O que levou a China a transformações sem precedentes? O recente livro de Elias Jabbour, “China: socialismo e desenvolvimento sete décadas depois” (Fundação Mauricio Grabois/Anita Garibaldi, 2019) dá enorme contribuição para responder a candente questão. Mais além, busca uma teorização [2] arrojada para o desvelamento de uma nova sociabilidade emergente no gigante asiático.

Segundo Jabbour, professor de economia da UERJ (Universidade Estadual-RJ), logo no primeiro impulso das reformas econômicas iniciadas em 1978, a permissão aos camponeses a levarem ao mercado seus excedentes de produção resultou num boom na produtividade agrícola, e surgimento de um mercado interno que retroalimentou um prolongado processo de crescimento econômico baseado no consumo.

A redefinição da relação do poder político e institucional do partido comunista chinês (PCCh), com o Estado, as empresas estatais e privadas recriaram a dinâmica econômica [3] do investimento, do crescimento do PIB (Produto Interno Bruto), suportados numa concentração e centralização do capital que resultou, ainda nos anos 1990, em 149 conglomerados estatais, decisivos para a nova estratégia geral de desenvolvimento. O grosso do sistema financeiro chinês é estatizado, portanto aí está o poder econômico definidor de onde se investe!

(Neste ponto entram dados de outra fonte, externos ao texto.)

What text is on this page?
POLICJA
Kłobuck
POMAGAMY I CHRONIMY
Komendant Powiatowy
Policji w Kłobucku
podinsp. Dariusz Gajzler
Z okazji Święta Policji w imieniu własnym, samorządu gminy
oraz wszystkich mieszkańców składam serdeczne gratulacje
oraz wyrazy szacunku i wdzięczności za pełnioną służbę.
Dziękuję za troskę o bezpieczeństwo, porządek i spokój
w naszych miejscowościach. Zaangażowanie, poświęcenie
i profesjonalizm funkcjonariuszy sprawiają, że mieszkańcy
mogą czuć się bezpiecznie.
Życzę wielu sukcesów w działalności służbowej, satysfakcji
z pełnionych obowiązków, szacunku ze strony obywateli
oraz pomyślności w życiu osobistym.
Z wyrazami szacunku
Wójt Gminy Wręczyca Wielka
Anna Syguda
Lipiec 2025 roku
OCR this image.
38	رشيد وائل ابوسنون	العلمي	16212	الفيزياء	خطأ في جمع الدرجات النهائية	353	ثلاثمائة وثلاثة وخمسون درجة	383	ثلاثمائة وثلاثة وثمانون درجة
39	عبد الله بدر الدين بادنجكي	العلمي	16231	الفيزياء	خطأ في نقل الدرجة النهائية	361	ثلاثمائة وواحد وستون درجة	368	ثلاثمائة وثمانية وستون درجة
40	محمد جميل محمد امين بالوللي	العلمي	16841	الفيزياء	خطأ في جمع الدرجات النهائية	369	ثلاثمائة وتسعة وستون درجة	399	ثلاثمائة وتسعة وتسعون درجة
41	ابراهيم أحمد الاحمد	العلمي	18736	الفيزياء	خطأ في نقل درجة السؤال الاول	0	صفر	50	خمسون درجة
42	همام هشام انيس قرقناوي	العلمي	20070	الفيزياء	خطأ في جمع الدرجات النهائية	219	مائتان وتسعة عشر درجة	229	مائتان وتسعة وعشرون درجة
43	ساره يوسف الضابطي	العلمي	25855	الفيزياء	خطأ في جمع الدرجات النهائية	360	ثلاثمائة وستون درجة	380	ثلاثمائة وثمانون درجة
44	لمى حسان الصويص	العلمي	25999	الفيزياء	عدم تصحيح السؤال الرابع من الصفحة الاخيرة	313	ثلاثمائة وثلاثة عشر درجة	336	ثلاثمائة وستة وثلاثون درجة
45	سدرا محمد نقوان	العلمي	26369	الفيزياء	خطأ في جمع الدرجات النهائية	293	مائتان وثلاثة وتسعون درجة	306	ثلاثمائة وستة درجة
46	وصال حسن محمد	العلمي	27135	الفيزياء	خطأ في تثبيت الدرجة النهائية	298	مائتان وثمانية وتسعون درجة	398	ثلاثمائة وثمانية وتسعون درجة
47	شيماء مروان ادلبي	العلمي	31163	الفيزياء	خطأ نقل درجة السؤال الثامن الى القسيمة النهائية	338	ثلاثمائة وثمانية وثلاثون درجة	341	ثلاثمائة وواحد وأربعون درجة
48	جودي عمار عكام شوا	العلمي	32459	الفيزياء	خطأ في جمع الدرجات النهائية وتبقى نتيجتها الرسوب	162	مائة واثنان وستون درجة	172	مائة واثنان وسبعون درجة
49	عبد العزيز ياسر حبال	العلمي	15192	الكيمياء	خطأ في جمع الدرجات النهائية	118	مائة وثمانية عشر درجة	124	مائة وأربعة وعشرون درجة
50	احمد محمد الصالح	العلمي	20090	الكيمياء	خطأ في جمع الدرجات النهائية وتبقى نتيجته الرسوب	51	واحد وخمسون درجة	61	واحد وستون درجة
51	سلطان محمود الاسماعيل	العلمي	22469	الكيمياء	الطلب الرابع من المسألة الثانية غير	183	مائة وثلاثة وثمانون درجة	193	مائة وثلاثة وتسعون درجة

Qual estratégia, e como ela evoluiu? Em resumidas contas, segundo Jabbour: 1) domínio do mercado pelo Estado; 2) liberalização regulada do comércio; 3) formação do mercado consumidor interno; 4) industrialização “engatada”, também, no empreendedorismo camponês; 5) indução da concorrência (pequenas, médias e grandes empresas), junto ao estímulo à educação a essa dinâmica; 6) novo  sistema de planificação – aos “saltos” – industrial, e a seguir do comércio exterior como “bem público” e Estado (idem, p.77).

Jabbour (et alii) compartilha ainda de ter a orientação chinesa se baseada na ideia de J. M. Keynes (1883-1946), da necessidade da “socialização do investimento”: o Estado a dirigir a complementaridade entre o investimento público e o privado, influenciando o padrão de consumo das famílias através de políticas tributária, monetária e fiscal (idem, p.166).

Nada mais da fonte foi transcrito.